In the final, the 6-foot Grodzki went out hard from the start. His winning time of 4:12.95 was just enough to hold off USC’s Cristian Quintero (4:13.07), who was coming on hard a lane to Grodzki’s right.
“He sort of sensed what was happening at the end so he decided to do something before it got to that point,” said Baurle, the 2008 head U.S. women’s Olympic coach. “He put a little space in and it was just enough. They were coming in like gangbusters, but he’s a tough kid.”
“I just tried to swim it like I swam it this morning,” Grodzki said. “I just had the feeling they went out a little slower. I haven’t seen my splits yet, but I knew I was going to swim a little faster at night.”
Jaeger, whom the Michigan coaches found at a New Jersey lifeguard competition, fell behind, couldn’t keep pace and finished fifth (4:15.67)

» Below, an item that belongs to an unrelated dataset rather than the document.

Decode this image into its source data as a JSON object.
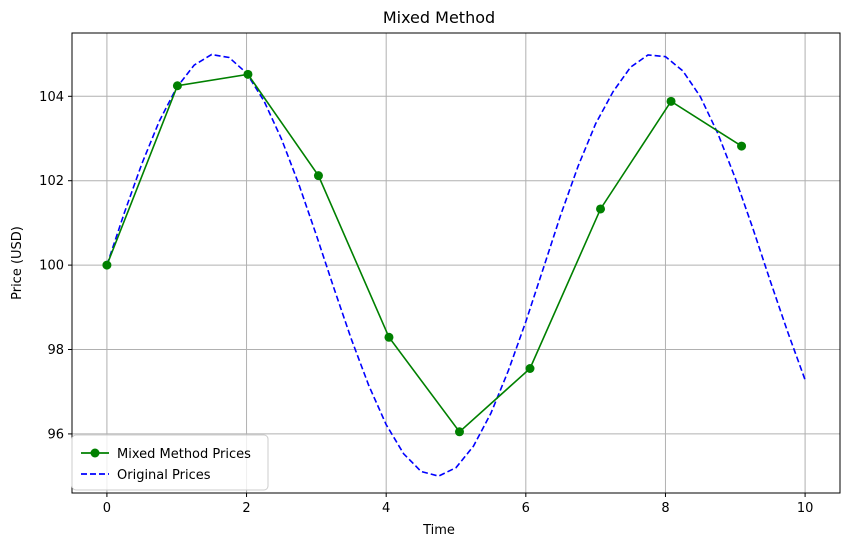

“He had a great race,” Jaeger said. “No one was going to back off. Everyone was going for the win. Yeah, he had a great race.”
Just that Grodzki is even swimming for Georgia is a story in itself. He left Germany for the Baylor School in Chattanooga, Tenn., where his coach, Dan Flack, was a former assistant to Bauerle at Georgia when they won the 1999 NCAA women’s team title.
“Danny called me and said, ‘This kid’s pretty darn good.’ He was a little off the radar because he was pretty good but not great,” Bauerle said. “The big school’s didn’t know anything about him because he hadn’t done anything big-time yet.”
Flack told his old coach, “The biggest thing is he’s a racer,” and Bauerle is impressed with his poise.
“And whatever you see in practice is going to be 10 times better here. He practices hard, but he loves the competition. He feeds off it. He goes up a level. He doesn’t get nervous about it … “The bigger it is the better he is.”
Having a swimmer overcome second-place finishes is not new at Georgia. Mark Dylla was second in the 200-yard butterfly his freshman year, second his sophomore year, won but was disqualified as a junior, and then last year finally broke through and won the event.
Just like Dylla, Bauerle said before the race, Grodzki has “a little bug in him.”
Now he can set his sights on another Georgia swimmer, Frenchman Sebastian Rouault, who won the 500 for Georgia in 2008 with one of the fastest winning times ever, 4:09.48, and also won the 1650 in 2006 (14:29.43) and 2008 (14:26.86).
“Now it’s just fun,” Grodzski said, the pressure obviously off. “My goal was to win an NCAA title, maybe two. I’m very happy with my swim. It definitely gives me confidence for the mile. And we’ll see how that works out.”